Why is it so much harder to lose weight than to gain it back?

Not long ago someone in one of my coaching groups asked, “Why is it so much harder to lose weight than it is to gain weight?”

I thought this was a great question, because this client’s right: For most people, losing your weight, even with a program that works as well the Code Red Lifestyle™, is harder than gaining it all back.

So what’s the deal? Why do our bodies want to gain weight more easily than they want to let it go?

The main reason is: Storing fat is what they’re designed to do.

In our society today, food is abundant. Stores, restaurants, vending machines, the Internet–it’s everywhere.

But for the vast majority of human history, that was not the case. Everyone had to hunt, forage for, and/or grow their food.

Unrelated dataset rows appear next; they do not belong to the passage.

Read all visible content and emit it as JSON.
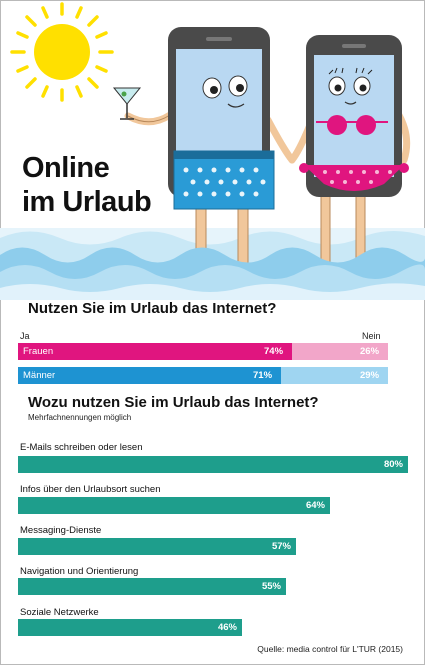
{
  "title": {
    "line1": "Online",
    "line2": "im Urlaub"
  },
  "question1": "Nutzen Sie im Urlaub das Internet?",
  "labels": {
    "yes": "Ja",
    "no": "Nein"
  },
  "question2": "Wozu nutzen Sie im Urlaub das Internet?",
  "question2_note": "Mehrfachnennungen möglich",
  "source": "Quelle: media control für L'TUR (2015)",
  "colors": {
    "frauen_ja": "#e0157f",
    "frauen_nein": "#f2a6c9",
    "maenner_ja": "#1e93d2",
    "maenner_nein": "#9fd5f1",
    "teal": "#1e9e8c",
    "sun": "#ffe000",
    "water": "#9cd3ee"
  },
  "chart_data": [
    {
      "type": "bar",
      "stacked": true,
      "orientation": "horizontal",
      "categories": [
        "Frauen",
        "Männer"
      ],
      "series": [
        {
          "name": "Ja",
          "values": [
            74,
            71
          ],
          "labels": [
            "74%",
            "71%"
          ]
        },
        {
          "name": "Nein",
          "values": [
            26,
            29
          ],
          "labels": [
            "26%",
            "29%"
          ]
        }
      ]
    },
    {
      "type": "bar",
      "orientation": "horizontal",
      "categories": [
        "E-Mails schreiben oder lesen",
        "Infos über den Urlaubsort suchen",
        "Messaging-Dienste",
        "Navigation und Orientierung",
        "Soziale Netzwerke"
      ],
      "values": [
        80,
        64,
        57,
        55,
        46
      ],
      "labels": [
        "80%",
        "64%",
        "57%",
        "55%",
        "46%"
      ]
    }
  ]
}
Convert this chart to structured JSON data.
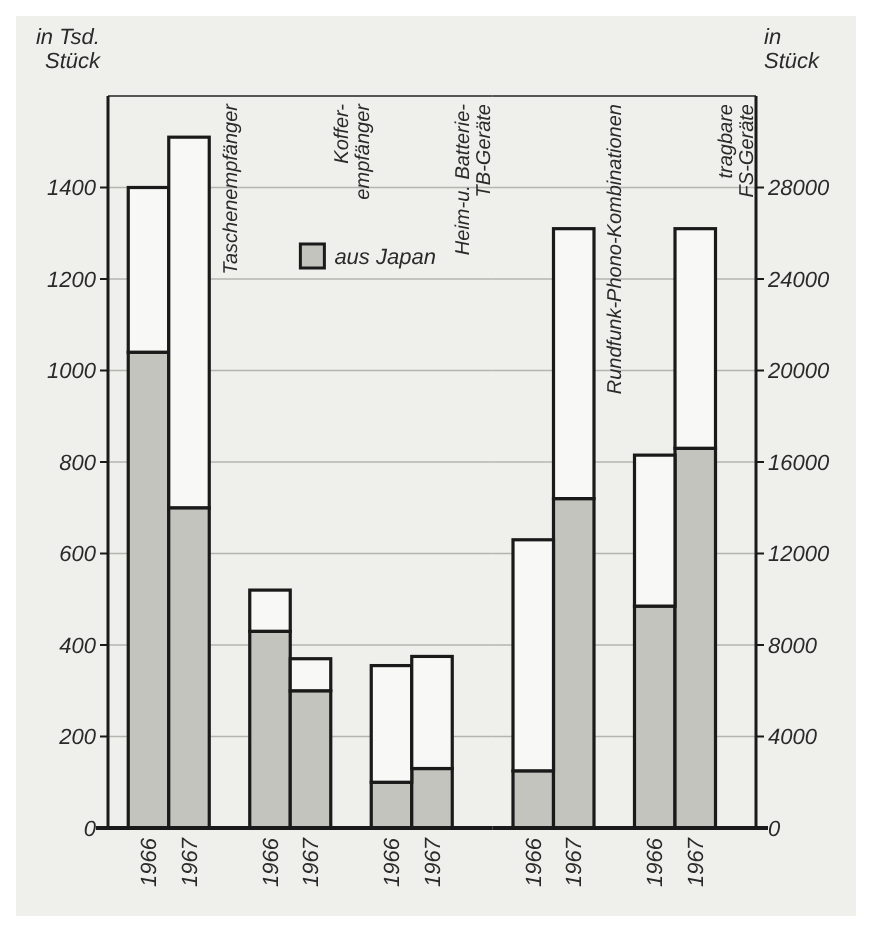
{
  "chart_data": [
    {
      "type": "bar",
      "stacked": true,
      "ylabel": "in Tsd.\nStück",
      "categories": [
        "1966",
        "1967",
        null,
        "1966",
        "1967",
        null,
        "1966",
        "1967",
        null
      ],
      "series": [
        {
          "name": "aus Japan",
          "color": "#c4c4be",
          "values": [
            1040,
            700,
            null,
            430,
            300,
            null,
            100,
            130,
            null
          ]
        },
        {
          "color": "#f8f8f6",
          "values": [
            360,
            810,
            null,
            90,
            70,
            null,
            255,
            245,
            null
          ]
        }
      ],
      "ylim": [
        0,
        1600
      ],
      "yticks": [
        0,
        200,
        400,
        600,
        800,
        1000,
        1200,
        1400
      ],
      "annotations": [
        "Taschenempfänger",
        "Koffer-\nempfänger",
        "Heim-u. Batterie-\nTB-Geräte"
      ],
      "grid": "y",
      "legend": "top right"
    },
    {
      "type": "bar",
      "stacked": true,
      "ylabel": "in\nStück",
      "categories": [
        "1966",
        "1967",
        null,
        "1966",
        "1967",
        null
      ],
      "series": [
        {
          "color": "#c4c4be",
          "values": [
            2500,
            14400,
            null,
            9700,
            16600,
            null
          ]
        },
        {
          "color": "#f8f8f6",
          "values": [
            10100,
            11800,
            null,
            6600,
            9600,
            null
          ]
        }
      ],
      "ylim": [
        0,
        32000
      ],
      "yticks": [
        0,
        4000,
        8000,
        12000,
        16000,
        20000,
        24000,
        28000
      ],
      "annotations": [
        "Rundfunk-Phono-Kombinationen",
        "tragbare\nFS-Geräte"
      ],
      "grid": "y"
    }
  ]
}
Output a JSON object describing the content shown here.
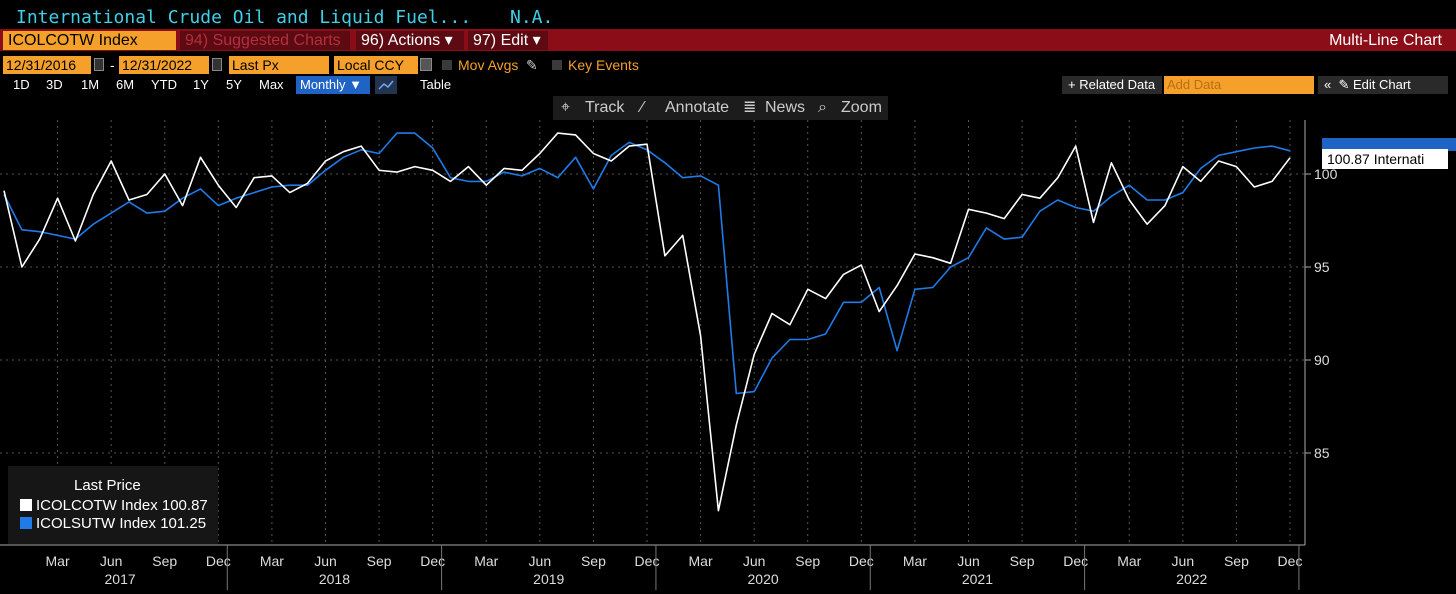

So in those rare times when food was abundant, we’d eat as much as we could, and our bodies would store it as fat, to get us through the lean months when food was hard to come by.

That’s how our bodies evolved, and a few decades of food abundance aren’t enough to undo all those millennia of human evolution.

The next reason it’s so much easier to gain weight than to lose it may be due to weight loss resistance.

I’m not talking about the medical kind, that certain health conditions supposedly cause.

I’m talking about the kind that happens after years of losing and re-gaining your weight.

When it takes effect depends on the person.

You may actually have it going on, or you may just believe you do because of society’s bullcrap myths about why you “can’t” lose weight; or because you don’t have your custom numbers that you get with a Code Red custom program.

But I have had clients with bona fide weight loss resistance. They can lose weight, it’s just at a slower than average rate.

Your body also likes to pack on weight more than it likes to drop weight because of something called homeostasis.

It’s a fancy way of saying your body likes to settle, or return to its baseline.

In a lot of ways it’s a good thing, such as your body wanting to fight off disease or the flu and return to a baseline of health.

But if you’ve been overweight for years and years, being overweight may be your body’s baseline, and, for a while, it’ll want to return to that.

NONE of these reasons why it’s easier to gain weight than it is to lose it mean you cannot lose your weight and keep it off.

All it means is what I already tell you: That you cannot make a temporary change to lose your weight, then go back to the food and habits that got you fat and sick in the first place.

Permanent weight loss requires permanent change.

The sooner you can embrace that, the sooner you’ll get to enjoy a life free of obesity and hopelessness.